Flat Earth

Largesse is a French word

Nasty business, wasn't it, in Bangui, where rioters sacked and burned the French cultural centre after French troops intervened to protect President Ange-Felix Patasse from an army mutiny?

You know, of course, that Bangui is the capital of the Central African Republic, a former French colony where Jean-Bedel Bokassa once declared himself emperor, stored human body parts in his fridge and presented his French counterpart, Valery Giscard d'Estaing, with some extremely expensive diamonds.

What interested me was that the French deemed the place worthy of a cultural centre, but then France has never stinted public funds in the pursuit of its mission civilatrice. Here, by contrast, it took a backbench revolt last week to make the Foreign Office stump up the cash to keep the British Council operating in 14 countries. The BBC World Service, which also has to rely on the diplomats for its funding, is suffering the death of a thousand cuts.

I sometimes wonder how much these institutions would receive if they were French - undoubtedly a huge amount more. How about reversing the relationship with King Charles Street, and putting the World Service and the British Council in charge of drawing up the Foreign Office budget? They have learnt everything there is to know about "efficiency savings", and I doubt whether British interests would suffer. Quite the reverse, probably.

Better off in Beirut

It cannot be good for South Africa's image abroad, or its hopes of attracting tourists, that foreign diplomats are falling victim to the country's crime wave. This month a Greek consular attache, Minas Heroukias, had his car hijacked at gunpoint by three men in Durban. Asked if he felt safe in South Africa, he said: "Of course not." The dean of the diplomatic corps, Taiwanese Ambassador I-cheng Loh, demanded better protection, but the killer quote came from the Lebanese charge d'affaires, Charbel Stephan, who said after his Johannesburg residence was robbed for the second time in 10 days that he would be safer in Beirut.

"Johannesburg is a jungle.

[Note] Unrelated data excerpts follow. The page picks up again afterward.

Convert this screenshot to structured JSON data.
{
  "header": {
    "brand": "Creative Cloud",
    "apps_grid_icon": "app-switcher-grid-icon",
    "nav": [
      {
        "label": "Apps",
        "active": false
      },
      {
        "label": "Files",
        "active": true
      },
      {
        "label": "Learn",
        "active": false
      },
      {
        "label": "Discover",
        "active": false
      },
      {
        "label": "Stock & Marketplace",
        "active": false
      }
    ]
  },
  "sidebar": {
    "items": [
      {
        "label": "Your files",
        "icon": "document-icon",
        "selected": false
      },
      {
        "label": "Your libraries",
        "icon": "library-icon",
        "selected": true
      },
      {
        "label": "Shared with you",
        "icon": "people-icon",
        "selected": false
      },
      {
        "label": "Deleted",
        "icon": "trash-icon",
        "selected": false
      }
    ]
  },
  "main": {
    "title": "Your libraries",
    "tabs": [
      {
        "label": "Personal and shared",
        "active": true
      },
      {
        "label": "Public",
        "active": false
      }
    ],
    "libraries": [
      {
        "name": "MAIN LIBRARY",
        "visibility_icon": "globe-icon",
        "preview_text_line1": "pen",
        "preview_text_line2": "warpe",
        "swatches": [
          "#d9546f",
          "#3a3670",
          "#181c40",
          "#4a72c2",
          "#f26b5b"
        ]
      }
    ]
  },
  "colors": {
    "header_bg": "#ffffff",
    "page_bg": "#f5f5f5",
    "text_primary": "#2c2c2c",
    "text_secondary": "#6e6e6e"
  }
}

The problem in Beirut is political, not criminal. We don't lock our doors in Beirut." The diplomat, who needed stitches after being beaten during the latest robbery, said he was going to Beirut in three days: "I'm not coming back if conditions remain the same. Maybe my government will send someone more courageous."

Doggone in Texas

I don't know what the animal rights activists will make of this, but if you are a prairie dog somewhere under Amarillo, Texas, a vacuum tube may come down your burrow and suck up the kids, never to be seen again.

A pest control company called Dog Gone has devised a vacuum truck which sucks lighter prairie dogs from their holes, leaving heavier adults alone. The fate of the youngsters does not involve anything nasty, unless one counts being sold off to Japan.

"They make good pets," said Dog Gone's Dave Honaker. "They're real trainable and social animals." His partner, Gay Balfour, who invented the vacuum, added: "These little guys are worth $700 apiece." All helps to cure the trade imbalance...

Autoroute action

Can you imagine stopping at Scratchwood for a rugby match, or at Knutsford for a spot of sailing? The ever-inventive French are turning their motorway rest stops into sports centres in an effort to persuade their suicidal motorists, who all tend to leave on holiday at once, to take a break.

This summer you can try mountain biking at Haut Forez, gymnastics at Montelimar and baseball at Agen. Port-Lauragais offers rugby and sailing, along with, fencing, skate-boarding and goodness knows what else. Archery, for some reason, is the most widely offered sport.

If this goes any further, I can see some frugal Brits taking their holidays next to the autoroute. It would be perfectly feasible, what with the Formule 1 capsule hotels, the passable if expensive restaurants and now the sports facilities.